Generally, the purpose in reporting state level performance data is to determine the extent to which educational programs are helping students, including students with disabilities, to achieve positive results from their education.
2. What is the best way to report on the participation and performance of students with disabilities?
For public reporting, states should clearly report both participation data and performance data, so that performance data can be interpreted in light of participation rates. For participation, states should explain how rates or percentages are derived (e.g., all students in the school at the beginning of the year are included in calculating participation rates). For performance, states should indicate whether any scores are removed when reporting on performance (e.g., data include only those scores from students who took the test under standard procedures).
3. How is it possible to report on the performance of students with disabilities when they may take tests under different conditions from other students?
Some students with disabilities take the general assessment with [accommodations] or modifications. Other students take alternate assessments based on alternate, modified, or grade-level achievement standards. It is possible to combine scores from the general assessment taken with and without accommodations because accommodations do not change what a test measures. When a student uses modifications that change what the general assessment measures, the state needs to make a policy decision on whether or how to report the scores. States also must make policy decisions about how to combine results from alternate assessments with the general assessment results. Most states combine scores by proficiency level instead of by scores, indicating that a proficient on one tests counts just as much as a proficient on another test, for example.
4. What is the justification for aggregating data as well as disaggregating data?
How data are reported affects how students are perceived and how we track progress. Students with disabilities are part of the total student body and should be treated as such. Their data must be treated as part of the data from the total student body. Their data are also disaggregated because we need to pay special attention to their progress, just as we do for students from certain ethnic groups, economic groups, and students with different language backgrounds.
5. Will students be identified in public reporting?
No. States do not report public data that identify individual students. In circumstances where there are very few students assessed on a particular assessment, a state will restrict the reporting of data based on a minimum number assessed to protect student confidentiality. This minimum number varies by state.
6. What is the difference between public and federal reporting?
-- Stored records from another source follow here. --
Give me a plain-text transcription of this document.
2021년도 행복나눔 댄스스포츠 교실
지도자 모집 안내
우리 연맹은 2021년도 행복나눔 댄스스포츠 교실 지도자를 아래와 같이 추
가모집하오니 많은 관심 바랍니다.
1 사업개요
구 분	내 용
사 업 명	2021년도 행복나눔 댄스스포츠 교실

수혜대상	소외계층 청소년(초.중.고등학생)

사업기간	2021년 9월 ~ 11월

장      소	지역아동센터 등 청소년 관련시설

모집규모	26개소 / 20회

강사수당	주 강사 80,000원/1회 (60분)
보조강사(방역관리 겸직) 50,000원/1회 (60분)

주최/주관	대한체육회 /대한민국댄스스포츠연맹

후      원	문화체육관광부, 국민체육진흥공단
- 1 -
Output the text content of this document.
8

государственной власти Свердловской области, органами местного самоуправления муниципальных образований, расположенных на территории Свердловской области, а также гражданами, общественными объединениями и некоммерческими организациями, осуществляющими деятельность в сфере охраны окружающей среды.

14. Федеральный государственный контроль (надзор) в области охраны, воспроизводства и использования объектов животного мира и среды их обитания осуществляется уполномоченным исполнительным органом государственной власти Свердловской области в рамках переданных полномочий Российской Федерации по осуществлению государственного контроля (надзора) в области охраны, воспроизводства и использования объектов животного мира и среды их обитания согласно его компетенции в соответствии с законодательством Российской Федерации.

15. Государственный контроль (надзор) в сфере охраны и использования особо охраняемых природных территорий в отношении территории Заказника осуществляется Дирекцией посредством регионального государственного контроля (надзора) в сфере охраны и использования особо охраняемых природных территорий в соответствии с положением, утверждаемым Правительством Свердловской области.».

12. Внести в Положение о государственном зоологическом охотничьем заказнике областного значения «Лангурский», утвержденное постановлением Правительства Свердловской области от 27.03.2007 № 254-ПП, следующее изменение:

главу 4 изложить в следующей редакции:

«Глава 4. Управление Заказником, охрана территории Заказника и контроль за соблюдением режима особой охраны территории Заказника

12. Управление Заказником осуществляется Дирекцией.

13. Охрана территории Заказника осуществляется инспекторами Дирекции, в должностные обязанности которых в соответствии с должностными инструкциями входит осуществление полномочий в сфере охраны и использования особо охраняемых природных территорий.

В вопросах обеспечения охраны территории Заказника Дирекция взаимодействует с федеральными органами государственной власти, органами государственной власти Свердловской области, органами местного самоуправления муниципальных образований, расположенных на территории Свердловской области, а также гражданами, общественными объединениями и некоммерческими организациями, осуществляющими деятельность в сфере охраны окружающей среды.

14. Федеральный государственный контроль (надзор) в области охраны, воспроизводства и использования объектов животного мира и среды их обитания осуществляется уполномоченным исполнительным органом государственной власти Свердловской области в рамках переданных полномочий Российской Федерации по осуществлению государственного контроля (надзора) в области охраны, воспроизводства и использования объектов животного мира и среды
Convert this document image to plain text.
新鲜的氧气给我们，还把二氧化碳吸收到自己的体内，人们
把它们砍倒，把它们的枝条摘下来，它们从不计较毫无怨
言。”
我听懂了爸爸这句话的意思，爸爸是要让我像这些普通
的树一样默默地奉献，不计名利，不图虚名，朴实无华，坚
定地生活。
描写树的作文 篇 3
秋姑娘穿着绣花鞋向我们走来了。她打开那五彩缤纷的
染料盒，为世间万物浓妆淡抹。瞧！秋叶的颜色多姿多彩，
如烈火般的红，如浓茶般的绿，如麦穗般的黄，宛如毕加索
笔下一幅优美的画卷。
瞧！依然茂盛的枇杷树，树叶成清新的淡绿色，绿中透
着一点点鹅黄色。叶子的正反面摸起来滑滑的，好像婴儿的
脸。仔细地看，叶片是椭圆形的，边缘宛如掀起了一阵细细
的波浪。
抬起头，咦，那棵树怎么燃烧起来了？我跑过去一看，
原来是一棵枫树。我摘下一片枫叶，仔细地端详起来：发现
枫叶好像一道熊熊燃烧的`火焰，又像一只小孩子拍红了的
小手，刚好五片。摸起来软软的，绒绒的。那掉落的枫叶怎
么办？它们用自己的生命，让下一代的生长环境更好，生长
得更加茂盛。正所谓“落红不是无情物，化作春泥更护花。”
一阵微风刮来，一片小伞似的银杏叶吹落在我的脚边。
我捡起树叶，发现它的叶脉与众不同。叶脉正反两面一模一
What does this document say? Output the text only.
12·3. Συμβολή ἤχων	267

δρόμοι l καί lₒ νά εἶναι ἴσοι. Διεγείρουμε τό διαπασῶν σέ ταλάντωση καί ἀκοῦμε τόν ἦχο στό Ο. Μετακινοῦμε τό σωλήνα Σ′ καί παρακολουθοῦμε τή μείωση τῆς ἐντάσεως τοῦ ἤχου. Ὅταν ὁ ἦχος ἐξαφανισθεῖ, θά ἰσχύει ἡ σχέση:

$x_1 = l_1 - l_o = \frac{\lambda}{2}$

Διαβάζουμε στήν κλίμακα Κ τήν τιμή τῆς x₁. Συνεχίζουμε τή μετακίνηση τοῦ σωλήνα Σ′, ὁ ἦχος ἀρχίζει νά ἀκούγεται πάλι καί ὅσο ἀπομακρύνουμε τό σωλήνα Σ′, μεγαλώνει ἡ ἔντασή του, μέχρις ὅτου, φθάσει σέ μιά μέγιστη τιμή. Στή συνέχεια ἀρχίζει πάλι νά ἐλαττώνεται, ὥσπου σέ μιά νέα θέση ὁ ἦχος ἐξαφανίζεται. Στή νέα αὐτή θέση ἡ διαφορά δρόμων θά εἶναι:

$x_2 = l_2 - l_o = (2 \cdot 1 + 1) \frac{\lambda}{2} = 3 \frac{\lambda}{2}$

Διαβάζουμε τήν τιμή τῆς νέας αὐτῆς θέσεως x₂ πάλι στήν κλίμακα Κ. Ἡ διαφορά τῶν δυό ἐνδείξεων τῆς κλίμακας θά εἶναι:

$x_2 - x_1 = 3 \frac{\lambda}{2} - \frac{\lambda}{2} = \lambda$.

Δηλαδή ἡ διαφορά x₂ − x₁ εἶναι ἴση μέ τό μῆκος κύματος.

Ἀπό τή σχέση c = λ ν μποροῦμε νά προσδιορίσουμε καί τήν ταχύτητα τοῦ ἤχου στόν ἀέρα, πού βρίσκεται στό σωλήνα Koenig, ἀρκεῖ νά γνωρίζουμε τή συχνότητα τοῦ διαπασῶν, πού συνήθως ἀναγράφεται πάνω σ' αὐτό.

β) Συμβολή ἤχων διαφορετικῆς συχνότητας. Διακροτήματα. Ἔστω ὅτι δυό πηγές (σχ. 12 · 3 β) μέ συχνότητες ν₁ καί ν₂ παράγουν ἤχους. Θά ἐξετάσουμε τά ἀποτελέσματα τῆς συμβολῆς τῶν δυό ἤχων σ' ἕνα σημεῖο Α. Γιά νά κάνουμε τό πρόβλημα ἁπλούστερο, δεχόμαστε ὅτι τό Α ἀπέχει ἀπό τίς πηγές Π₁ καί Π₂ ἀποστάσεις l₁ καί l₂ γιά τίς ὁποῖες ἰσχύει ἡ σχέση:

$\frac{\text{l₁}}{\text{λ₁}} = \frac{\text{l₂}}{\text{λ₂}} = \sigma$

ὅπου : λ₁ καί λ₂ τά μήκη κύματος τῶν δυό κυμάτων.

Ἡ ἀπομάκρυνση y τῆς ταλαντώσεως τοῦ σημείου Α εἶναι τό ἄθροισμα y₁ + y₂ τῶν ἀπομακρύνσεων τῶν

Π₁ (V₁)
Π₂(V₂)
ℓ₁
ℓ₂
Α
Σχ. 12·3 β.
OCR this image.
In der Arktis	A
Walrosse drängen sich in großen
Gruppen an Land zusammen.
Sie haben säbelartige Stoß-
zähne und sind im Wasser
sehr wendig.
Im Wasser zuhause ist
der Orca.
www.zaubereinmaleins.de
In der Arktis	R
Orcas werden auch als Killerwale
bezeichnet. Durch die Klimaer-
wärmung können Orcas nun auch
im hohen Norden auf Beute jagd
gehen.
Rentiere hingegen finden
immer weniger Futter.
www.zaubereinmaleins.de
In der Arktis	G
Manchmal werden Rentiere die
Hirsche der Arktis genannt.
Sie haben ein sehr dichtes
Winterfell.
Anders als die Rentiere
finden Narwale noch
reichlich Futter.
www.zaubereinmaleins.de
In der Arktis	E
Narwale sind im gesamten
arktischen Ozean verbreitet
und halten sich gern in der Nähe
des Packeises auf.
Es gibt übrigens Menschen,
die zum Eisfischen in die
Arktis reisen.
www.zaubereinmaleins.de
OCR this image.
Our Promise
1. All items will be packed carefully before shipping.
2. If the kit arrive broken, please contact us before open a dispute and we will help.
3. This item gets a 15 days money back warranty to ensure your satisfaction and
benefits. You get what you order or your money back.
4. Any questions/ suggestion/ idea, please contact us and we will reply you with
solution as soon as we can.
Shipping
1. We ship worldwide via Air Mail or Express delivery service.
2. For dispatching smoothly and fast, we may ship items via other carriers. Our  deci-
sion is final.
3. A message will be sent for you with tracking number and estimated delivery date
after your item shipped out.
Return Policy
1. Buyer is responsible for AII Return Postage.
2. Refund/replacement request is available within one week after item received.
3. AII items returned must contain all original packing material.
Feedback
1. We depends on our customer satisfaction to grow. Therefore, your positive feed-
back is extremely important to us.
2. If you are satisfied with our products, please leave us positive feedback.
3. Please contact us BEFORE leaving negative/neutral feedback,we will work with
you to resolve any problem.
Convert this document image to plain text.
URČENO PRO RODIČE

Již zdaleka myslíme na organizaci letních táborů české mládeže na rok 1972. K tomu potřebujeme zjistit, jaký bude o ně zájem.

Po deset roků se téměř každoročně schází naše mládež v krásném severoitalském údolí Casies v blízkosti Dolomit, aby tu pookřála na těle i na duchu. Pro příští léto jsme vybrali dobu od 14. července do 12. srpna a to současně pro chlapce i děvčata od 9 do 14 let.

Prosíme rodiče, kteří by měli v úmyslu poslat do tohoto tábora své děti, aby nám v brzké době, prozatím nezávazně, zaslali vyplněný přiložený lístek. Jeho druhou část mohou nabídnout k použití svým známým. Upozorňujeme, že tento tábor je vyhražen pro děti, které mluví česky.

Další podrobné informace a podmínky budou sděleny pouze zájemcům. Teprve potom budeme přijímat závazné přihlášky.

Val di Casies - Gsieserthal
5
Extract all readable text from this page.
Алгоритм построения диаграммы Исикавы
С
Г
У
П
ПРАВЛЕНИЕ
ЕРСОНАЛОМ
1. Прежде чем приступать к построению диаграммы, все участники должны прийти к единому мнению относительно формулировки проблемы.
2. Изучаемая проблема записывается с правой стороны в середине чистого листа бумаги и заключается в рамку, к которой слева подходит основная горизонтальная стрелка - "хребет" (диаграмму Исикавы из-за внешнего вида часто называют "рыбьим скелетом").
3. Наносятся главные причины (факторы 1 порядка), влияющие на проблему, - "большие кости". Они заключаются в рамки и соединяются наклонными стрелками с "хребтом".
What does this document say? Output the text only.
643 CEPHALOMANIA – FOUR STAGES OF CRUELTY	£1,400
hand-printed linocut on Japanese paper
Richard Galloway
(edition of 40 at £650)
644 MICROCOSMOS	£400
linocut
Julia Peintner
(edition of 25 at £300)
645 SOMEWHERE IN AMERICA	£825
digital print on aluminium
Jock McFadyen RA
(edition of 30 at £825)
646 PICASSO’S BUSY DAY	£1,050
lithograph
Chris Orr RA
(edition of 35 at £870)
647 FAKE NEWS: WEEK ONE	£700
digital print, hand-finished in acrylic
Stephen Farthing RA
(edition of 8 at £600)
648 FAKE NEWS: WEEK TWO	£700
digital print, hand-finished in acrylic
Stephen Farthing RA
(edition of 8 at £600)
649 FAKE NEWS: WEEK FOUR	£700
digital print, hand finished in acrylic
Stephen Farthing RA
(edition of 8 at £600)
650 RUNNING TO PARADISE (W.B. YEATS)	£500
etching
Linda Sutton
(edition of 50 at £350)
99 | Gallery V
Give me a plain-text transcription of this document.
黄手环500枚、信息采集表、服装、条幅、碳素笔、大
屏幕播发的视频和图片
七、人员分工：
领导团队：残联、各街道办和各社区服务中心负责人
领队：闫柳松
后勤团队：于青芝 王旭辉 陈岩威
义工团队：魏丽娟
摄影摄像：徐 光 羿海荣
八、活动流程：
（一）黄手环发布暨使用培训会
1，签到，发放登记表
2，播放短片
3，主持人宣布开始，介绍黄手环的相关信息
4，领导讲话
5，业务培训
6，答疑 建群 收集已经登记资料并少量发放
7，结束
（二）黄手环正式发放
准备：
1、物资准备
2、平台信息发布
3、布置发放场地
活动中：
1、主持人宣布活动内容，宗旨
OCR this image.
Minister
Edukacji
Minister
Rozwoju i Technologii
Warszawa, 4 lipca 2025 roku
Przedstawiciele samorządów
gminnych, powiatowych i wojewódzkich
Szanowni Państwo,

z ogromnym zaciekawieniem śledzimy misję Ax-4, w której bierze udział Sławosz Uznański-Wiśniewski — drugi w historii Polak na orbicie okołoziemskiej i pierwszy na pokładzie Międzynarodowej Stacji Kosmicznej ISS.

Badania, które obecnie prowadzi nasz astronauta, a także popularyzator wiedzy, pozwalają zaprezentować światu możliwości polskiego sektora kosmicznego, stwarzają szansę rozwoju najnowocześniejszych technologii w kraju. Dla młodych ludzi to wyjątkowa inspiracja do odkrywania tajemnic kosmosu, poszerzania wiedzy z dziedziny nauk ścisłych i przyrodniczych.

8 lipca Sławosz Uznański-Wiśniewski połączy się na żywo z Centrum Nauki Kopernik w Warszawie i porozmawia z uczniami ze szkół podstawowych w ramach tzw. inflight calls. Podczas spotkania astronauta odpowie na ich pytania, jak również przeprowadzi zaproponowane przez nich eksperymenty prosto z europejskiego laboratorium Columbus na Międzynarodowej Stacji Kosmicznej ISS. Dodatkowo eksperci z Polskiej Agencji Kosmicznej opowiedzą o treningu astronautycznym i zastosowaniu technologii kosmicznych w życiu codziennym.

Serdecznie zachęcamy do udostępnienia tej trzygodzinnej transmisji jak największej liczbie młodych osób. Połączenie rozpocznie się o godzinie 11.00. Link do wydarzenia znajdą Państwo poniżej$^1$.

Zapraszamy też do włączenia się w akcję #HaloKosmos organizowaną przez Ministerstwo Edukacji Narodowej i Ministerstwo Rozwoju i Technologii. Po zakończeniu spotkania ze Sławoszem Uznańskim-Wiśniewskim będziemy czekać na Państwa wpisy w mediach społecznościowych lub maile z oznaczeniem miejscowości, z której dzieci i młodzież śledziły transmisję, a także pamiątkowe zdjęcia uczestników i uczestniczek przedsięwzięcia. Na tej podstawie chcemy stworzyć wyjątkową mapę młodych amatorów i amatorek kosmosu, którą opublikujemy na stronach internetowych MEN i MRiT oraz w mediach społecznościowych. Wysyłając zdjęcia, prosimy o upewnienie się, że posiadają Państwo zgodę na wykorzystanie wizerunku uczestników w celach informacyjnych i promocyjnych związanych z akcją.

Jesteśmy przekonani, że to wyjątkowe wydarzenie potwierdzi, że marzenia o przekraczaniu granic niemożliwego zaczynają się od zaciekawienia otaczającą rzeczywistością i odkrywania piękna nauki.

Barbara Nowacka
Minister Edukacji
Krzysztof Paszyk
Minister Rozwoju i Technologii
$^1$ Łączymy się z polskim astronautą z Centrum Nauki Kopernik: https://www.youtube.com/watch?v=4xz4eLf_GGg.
Public reporting of state assessment data refers to the reports that states publish annually to document participation and performance of all students in their state; often these reports are Web based. They may be provided in summary form or using variables of interest to a state, but report on all students and on subgroups of students (including students with disabilities). Federal reports are reports required by federal funding, such as the Annual Performance Reports (APRs) for funds from the Office of Special Education Programs. APRs require that data be reported in a specific way, using specific tables and forms.